Macau, China, 15 jun 2026 (Lusa) — A presidente da Associação das Universidades de Língua Portuguesa (AULP) afirmou hoje em Macau que as instituições de ensino superior lusófonas enfrentam “uma época de transformação profunda”, marcada pela inteligência artificial e pela digitalização.
“A inteligência artificial está a alterar a forma como produzimos, partilhamos e utilizamos o conhecimento, e a transformação digital redefine os processos de ensino, aprendizagem e investigação”, disse Astrigilda Silveira, na abertura do 35.º Encontro da AULP organizado no território.
Este encontro junta 36 reitores e presidentes de instituições de ensino superior dos Países de Língua Portuguesa (PLP) entre hoje e quarta-feira, e coincide com o IV Fórum de Reitores da China, Macau e Países de Língua Portuguesa.
Sobre outro assunto, Silveira alertou também que as “alterações climáticas desafiam particularmente os pequenos Estados insulares, as regiões costeiras e as comunidades mais vulneráveis”, sublinhando que as universidades devem assumir-se como “líderes e promotoras da mudança”, formando profissionais “altamente qualificados e cidadãos comprometidos” com o desenvolvimento sustentável.

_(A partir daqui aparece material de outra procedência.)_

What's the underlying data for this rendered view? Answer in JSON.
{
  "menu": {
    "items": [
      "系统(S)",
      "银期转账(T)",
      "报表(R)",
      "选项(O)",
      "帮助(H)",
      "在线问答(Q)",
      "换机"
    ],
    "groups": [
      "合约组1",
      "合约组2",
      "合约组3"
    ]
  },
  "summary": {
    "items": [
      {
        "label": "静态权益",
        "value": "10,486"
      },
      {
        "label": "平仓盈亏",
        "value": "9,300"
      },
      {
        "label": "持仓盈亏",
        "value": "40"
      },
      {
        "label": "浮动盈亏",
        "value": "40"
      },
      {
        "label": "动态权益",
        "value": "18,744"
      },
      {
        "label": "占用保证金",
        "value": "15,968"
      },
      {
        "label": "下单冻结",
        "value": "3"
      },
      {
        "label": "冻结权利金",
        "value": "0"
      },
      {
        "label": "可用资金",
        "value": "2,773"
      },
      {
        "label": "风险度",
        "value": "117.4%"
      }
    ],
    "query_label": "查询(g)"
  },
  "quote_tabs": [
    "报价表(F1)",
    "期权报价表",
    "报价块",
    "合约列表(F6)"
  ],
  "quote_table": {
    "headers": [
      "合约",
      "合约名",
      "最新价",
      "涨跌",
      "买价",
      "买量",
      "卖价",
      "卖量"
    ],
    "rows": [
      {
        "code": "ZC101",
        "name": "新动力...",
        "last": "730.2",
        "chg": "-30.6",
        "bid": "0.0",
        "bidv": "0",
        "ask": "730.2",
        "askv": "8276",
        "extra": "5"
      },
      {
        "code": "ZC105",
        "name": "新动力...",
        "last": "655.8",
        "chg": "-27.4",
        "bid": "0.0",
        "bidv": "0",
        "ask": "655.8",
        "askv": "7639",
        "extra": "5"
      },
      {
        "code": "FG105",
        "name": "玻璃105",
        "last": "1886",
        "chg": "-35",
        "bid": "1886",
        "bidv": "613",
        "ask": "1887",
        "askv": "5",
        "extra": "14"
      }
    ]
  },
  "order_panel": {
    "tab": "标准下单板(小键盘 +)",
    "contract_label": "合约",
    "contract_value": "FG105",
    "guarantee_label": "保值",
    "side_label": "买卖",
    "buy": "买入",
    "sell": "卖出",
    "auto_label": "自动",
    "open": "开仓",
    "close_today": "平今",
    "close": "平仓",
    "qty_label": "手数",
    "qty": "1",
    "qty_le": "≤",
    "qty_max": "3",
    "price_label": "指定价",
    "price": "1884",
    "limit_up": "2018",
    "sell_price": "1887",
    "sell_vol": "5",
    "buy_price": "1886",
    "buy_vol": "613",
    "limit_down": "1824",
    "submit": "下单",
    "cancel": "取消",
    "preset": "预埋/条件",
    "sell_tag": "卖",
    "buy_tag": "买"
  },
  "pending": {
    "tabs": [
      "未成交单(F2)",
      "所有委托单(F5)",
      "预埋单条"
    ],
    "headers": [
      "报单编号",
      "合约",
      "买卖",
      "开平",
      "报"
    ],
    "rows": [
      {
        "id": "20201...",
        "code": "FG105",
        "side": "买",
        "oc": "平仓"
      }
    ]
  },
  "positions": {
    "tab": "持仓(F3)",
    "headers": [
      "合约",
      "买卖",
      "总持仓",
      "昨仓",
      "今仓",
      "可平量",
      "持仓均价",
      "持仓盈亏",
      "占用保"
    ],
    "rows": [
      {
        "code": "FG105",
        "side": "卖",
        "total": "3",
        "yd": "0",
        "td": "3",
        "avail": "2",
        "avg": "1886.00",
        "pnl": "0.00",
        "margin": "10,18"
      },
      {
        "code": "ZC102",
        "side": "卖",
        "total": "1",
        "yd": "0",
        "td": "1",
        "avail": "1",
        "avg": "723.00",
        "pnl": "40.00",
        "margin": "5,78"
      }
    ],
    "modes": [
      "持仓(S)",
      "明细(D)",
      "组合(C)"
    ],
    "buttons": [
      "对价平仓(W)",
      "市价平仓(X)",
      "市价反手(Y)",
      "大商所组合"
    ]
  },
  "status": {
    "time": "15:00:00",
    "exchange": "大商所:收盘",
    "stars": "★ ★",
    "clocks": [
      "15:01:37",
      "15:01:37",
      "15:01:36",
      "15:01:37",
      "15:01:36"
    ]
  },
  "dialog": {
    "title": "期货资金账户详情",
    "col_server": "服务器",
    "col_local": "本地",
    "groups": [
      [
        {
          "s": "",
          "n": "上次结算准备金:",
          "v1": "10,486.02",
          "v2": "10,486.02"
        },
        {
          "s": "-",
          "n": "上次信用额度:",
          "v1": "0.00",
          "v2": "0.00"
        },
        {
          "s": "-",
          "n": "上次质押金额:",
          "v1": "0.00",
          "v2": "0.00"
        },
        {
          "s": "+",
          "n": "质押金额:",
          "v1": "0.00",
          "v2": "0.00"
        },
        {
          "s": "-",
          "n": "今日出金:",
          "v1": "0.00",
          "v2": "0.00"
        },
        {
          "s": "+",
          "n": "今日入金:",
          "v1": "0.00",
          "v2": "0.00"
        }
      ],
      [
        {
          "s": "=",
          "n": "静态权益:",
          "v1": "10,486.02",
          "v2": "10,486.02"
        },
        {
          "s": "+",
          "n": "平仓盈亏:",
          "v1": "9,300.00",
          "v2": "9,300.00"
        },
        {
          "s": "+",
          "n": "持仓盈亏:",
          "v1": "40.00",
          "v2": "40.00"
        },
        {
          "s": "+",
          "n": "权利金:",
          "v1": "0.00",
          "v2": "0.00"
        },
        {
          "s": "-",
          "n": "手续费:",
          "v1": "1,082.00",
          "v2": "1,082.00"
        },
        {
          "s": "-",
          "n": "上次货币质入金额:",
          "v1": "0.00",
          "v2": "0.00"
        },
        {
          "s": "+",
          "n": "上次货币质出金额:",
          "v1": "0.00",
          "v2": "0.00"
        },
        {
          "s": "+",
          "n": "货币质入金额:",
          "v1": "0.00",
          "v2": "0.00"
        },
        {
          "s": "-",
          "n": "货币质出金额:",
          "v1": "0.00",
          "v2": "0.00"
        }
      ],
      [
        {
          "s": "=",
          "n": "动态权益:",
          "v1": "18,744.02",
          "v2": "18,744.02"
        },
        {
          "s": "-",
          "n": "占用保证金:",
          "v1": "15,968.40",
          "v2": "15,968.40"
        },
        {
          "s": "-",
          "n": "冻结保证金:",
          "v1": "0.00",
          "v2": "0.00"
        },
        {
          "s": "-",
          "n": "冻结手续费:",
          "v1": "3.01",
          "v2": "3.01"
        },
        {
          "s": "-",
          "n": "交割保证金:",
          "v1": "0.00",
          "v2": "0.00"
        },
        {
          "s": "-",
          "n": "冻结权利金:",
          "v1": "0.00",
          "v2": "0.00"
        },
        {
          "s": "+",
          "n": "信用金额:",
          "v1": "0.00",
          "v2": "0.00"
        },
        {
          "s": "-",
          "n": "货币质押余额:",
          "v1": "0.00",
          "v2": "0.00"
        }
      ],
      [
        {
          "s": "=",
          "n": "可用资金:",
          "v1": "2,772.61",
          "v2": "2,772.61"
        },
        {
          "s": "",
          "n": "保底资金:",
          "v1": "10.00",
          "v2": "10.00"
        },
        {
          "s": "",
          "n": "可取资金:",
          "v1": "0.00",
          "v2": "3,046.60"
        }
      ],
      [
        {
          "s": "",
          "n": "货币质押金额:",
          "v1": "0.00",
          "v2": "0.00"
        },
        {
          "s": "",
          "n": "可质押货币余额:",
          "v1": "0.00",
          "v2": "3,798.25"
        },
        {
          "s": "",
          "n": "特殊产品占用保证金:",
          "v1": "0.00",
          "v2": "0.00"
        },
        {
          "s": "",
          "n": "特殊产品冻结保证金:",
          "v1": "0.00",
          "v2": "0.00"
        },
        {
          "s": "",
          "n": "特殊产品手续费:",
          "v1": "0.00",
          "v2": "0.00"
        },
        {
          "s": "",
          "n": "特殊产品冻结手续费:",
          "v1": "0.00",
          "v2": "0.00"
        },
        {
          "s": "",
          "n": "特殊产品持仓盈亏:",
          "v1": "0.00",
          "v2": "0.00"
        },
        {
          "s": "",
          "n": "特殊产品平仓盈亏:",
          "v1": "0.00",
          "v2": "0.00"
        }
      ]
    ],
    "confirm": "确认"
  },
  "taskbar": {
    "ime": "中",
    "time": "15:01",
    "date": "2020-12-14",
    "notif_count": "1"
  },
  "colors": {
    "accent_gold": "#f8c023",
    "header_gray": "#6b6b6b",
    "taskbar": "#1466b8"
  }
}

“Nenhuma universidade, por mais forte que seja, conseguirá responder sozinha aos grandes desafios globais. Precisamos da ciência colaborativa, da rede de investigação, de partilhar infraestruturas, conhecimentos e talentos”, frisou a também reitora da Universidade de Cabo Verde.
A responsável destacou que os programas de mobilidade, as parcerias internacionais e os projetos de investigação colaborativa já demonstraram o valor acrescentado da associação, mas advertiu que os próximos anos exigem “mais ambição”.
Entre as prioridades, apontou o reforço da colaboração científica entre os membros, a internacionalização da produção científica em língua portuguesa, a aceleração da transformação digital e da transição energética, bem como a criação de mais oportunidades para estudantes e investigadores.
“A nossa língua é um património comum, mas é também um ativo estratégico, um instrumento de aproximação e uma plataforma para a construção de soluções globais a partir de realidades diversas”, afirmou, defendendo que o português deve continuar a afirmar-se como “língua da ciência, inovação e conhecimento”.
Apelou a que o “espírito de cooperação que caracteriza Macau” inspire os trabalhos e decisões da comunidade académica lusófona.
“Que daqui surjam novas ideias, novos projetos, novas parcerias e uma renovada ambição para os 40 anos da nossa Associação”, concluiu.
O evento contou também com a presença do ministro da Educação, Ciência e Inovação de Portugal, Fernando Alexandre, que revelou que o modelo de linguagem de IA em português Amália será apresentado “este mês”.
Este ano, o Ministério da Reforma do Estado classificou o modelo de IA como “estratégico para Portugal”, anunciando que seria “orientado para o desenvolvimento de novos casos de uso, incluindo no sistema educativo, para apoiar alunos e professores com ferramentas adaptadas ao contexto português”.